Ce jour-là, une atmosphère tendue régnait dans l'académie, et les enseignants étaient enveloppés d'une tension inhabituelle.
Les élèves murmuraient entre eux, se demandant si quelque chose s'était passé.
« On dit qu'une personne importante vient en inspection, paraît-il ? »
« Hein ? D'où tu tiens cette info ? »
« J'ai écouté la conversation des profs en cachette.
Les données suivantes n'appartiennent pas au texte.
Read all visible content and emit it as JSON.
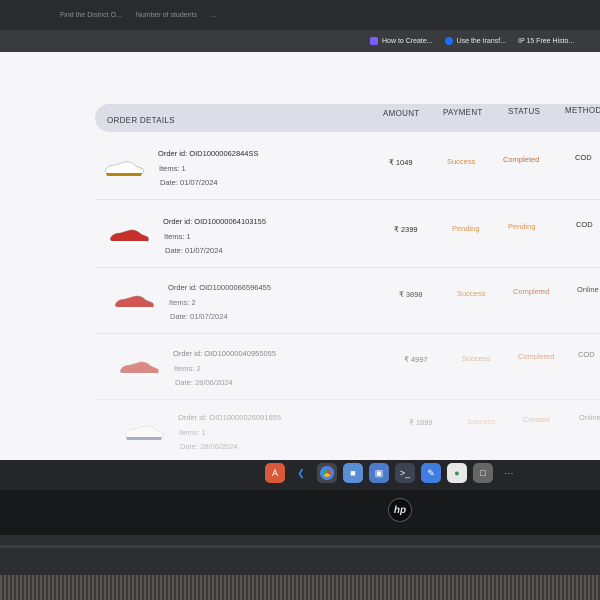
{
  "browser": {
    "tabs": [
      "Find the District O...",
      "Number of students",
      "..."
    ],
    "bookmarks": [
      {
        "label": "How to Create...",
        "color": "#7a5cff"
      },
      {
        "label": "Use the transf...",
        "color": "#1e6cff"
      },
      {
        "label": "IP  15 Free Histo...",
        "color": "#ffffff"
      }
    ]
  },
  "table": {
    "headers": {
      "details": "ORDER DETAILS",
      "amount": "AMOUNT",
      "payment": "PAYMENT",
      "status": "STATUS",
      "method": "METHOD"
    },
    "rows": [
      {
        "order_id": "Order id: OID10000062844SS",
        "items": "Items: 1",
        "date": "Date: 01/07/2024",
        "amount": "₹ 1049",
        "payment": "Success",
        "status": "Completed",
        "method": "COD",
        "shoe_color": "#ffffff",
        "shoe_accent": "#b8860b"
      },
      {
        "order_id": "Order id: OID10000064103155",
        "items": "Items: 1",
        "date": "Date: 01/07/2024",
        "amount": "₹ 2399",
        "payment": "Pending",
        "status": "Pending",
        "method": "COD",
        "shoe_color": "#c8302a",
        "shoe_accent": "#ffffff"
      },
      {
        "order_id": "Order id: OID10000066596455",
        "items": "Items: 2",
        "date": "Date: 01/07/2024",
        "amount": "₹ 3898",
        "payment": "Success",
        "status": "Completed",
        "method": "Online",
        "shoe_color": "#c8302a",
        "shoe_accent": "#ffffff"
      },
      {
        "order_id": "Order id: OID10000040955055",
        "items": "Items: 2",
        "date": "Date: 28/06/2024",
        "amount": "₹ 4997",
        "payment": "Success",
        "status": "Completed",
        "method": "COD",
        "shoe_color": "#c8302a",
        "shoe_accent": "#ffffff"
      },
      {
        "order_id": "Order id: OID10000026091655",
        "items": "Items: 1",
        "date": "Date: 28/06/2024",
        "amount": "₹ 1899",
        "payment": "Success",
        "status": "Created",
        "method": "Online",
        "shoe_color": "#ffffff",
        "shoe_accent": "#1a2a6c"
      }
    ]
  },
  "colors": {
    "success": "#c98a4a",
    "pending": "#d8955a",
    "completed": "#c9703a"
  },
  "dock_apps": [
    "files-icon",
    "vscode-icon",
    "chrome-icon",
    "folder-icon",
    "photos-icon",
    "terminal-icon",
    "notes-icon",
    "mongodb-icon",
    "store-icon",
    "launcher-icon"
  ],
  "brand": "hp"
}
Je me demande qui vient ? »
« Mais bon, est-ce que les profs sont aussi visiblement sur les nerfs pour ça ? »
Alors qu'ils penchaient la tête l'un vers l'autre, le bruit de pas précipités résonna dans le couloir.
« Hé ! J'ai entendu un truc incroyable !! »
La porte de la classe s'ouvrit violemment et un garçon fit irruption.
Tous les regards de la classe se tournèrent vers lui, intrigués par cette entrée.
« Le héros Lovel est en train d'arriver !! »
La classe se figea instantanément.
Soudain, des cris retentirent dans toute la salle.
« Tu rigoles !? D'où tu sors ça ? »
« C'est pas une blague !! Les professeurs Marsto de thérapeutique et Muskel de chevalerie en parlaient !! Apparemment, tous les profs sont réunis à l'entrée de l'académie en ce moment !! »
À ces mots, les élèves se ruèrent vers la porte.
Voyant les élèves s'élancer, ceux des autres classes asomèrent la tête pour savoir ce qui se passait.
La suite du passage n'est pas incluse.